Cost of renewables is forecast to continue falling globally, as China extends its manufacturing lead

19/2/2025

News

Aerial view over row of wind turbines on mountain ridge, extending into the distance Photo: Adobe Stock/hu
Power generated from onshore wind turbines in China cost around 24% less than the global benchmark of $38/MWh, according to the latest analysis from BloombergNEF

Photo: Adobe Stock/hu

The cost of clean power technologies such as wind, solar and battery technologies is expected to fall by 2–11% in 2025, breaking last year’s previous cost reduction records, according to analyst BloombergNEF (BNEF). Meanwhile, China’s clean technology manufacturing capacity has led to rising protectionism in the form of import tariffs by countries hoping to prevent cheap imports upending their own energy markets. Trade barriers could temporarily stall cost declines, but BNEF still expects the levelised cost of electricity (LCOE) for clean technologies to fall 22–49% by 2035.

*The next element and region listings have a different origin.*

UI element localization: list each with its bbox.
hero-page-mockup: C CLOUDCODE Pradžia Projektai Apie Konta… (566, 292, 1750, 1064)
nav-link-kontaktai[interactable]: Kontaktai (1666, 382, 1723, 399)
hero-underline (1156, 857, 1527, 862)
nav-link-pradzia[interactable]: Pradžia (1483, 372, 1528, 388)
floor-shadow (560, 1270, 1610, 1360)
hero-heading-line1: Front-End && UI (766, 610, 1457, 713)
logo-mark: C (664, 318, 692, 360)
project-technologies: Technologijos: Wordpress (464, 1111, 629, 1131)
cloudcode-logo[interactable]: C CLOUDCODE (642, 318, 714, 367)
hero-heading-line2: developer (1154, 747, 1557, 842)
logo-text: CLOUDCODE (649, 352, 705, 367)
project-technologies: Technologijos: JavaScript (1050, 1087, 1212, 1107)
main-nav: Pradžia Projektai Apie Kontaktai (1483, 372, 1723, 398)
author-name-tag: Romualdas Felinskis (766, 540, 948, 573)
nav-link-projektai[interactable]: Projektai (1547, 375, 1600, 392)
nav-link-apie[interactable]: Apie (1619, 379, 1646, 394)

BNEF’s latest LCOE report suggests that ‘new wind and solar farms are already undercutting new coal and gas plants on production cost in almost every market globally’.

 

Its analysis indicates that the global benchmark cost for battery storage projects fell by a third in 2024 to $104/MWh, as a glut in supply due to slower electric vehicle sales than expected led to cheaper prices for battery packs. Meanwhile, the cost of a typical fixed-axis solar farm fell by 21% globally last year. Modules were sold at or below the cost of production, and there are no signs of the overcapacity in the solar supply chain easing in 2025. Batteries are expected to cross the $100/MWh watershed in 2025, while global benchmark costs for wind and solar generation are also set to fall 4% and 2%, respectively.

 

‘New solar plants, even without subsidies, are within touching distance of new US gas plants. This is remarkable because US gas prices are only a quarter of prevailing gas prices in Europe and Asia. It really raises the bar on what is possible even in the current market,’ comments Amar Vasdev, lead author of the report. ‘This opens up the likelihood that solar will become even more compelling in the coming years, especially if the US starts exporting liquefied natural gas and exposes its protected gas market to global price competition.’

 

China’s abundance of clean-tech manufacturing capacity was a key driver behind cost declines last year and has a major impact on project economics at home and abroad, reports BNEF. It says that, on average, the country can produce a MWh of electricity 11–64% cheaper than other markets. For example, it reports that power generated from onshore wind turbines costs around 24% less than the global benchmark of $38/MWh. While wind turbine prices in China have been falling, they have increased elsewhere since 2020. BNEF’s turbine price index shows component costs coming down again in 2025, but manufacturers are keeping prices high to improve margins.

 

Although clean power technologies have improved markedly over the last few decades, there is still room for further technological and economic efficiencies. By 2035, BNEF’s global benchmark LCOE falls 26% for onshore wind, 22% for offshore wind, 31% for fixed-axis PV and almost 50% for battery storage.

 

‘China is exporting green energy tech so cheaply that the rest of the world is thinking about erecting barriers to protect their own industries,’ concludes Matthias Kimmel, head of Energy Economics at BNEF. ‘But the overall trend in cost reductions is so strong that nobody, not even President Trump, will be able to halt it.’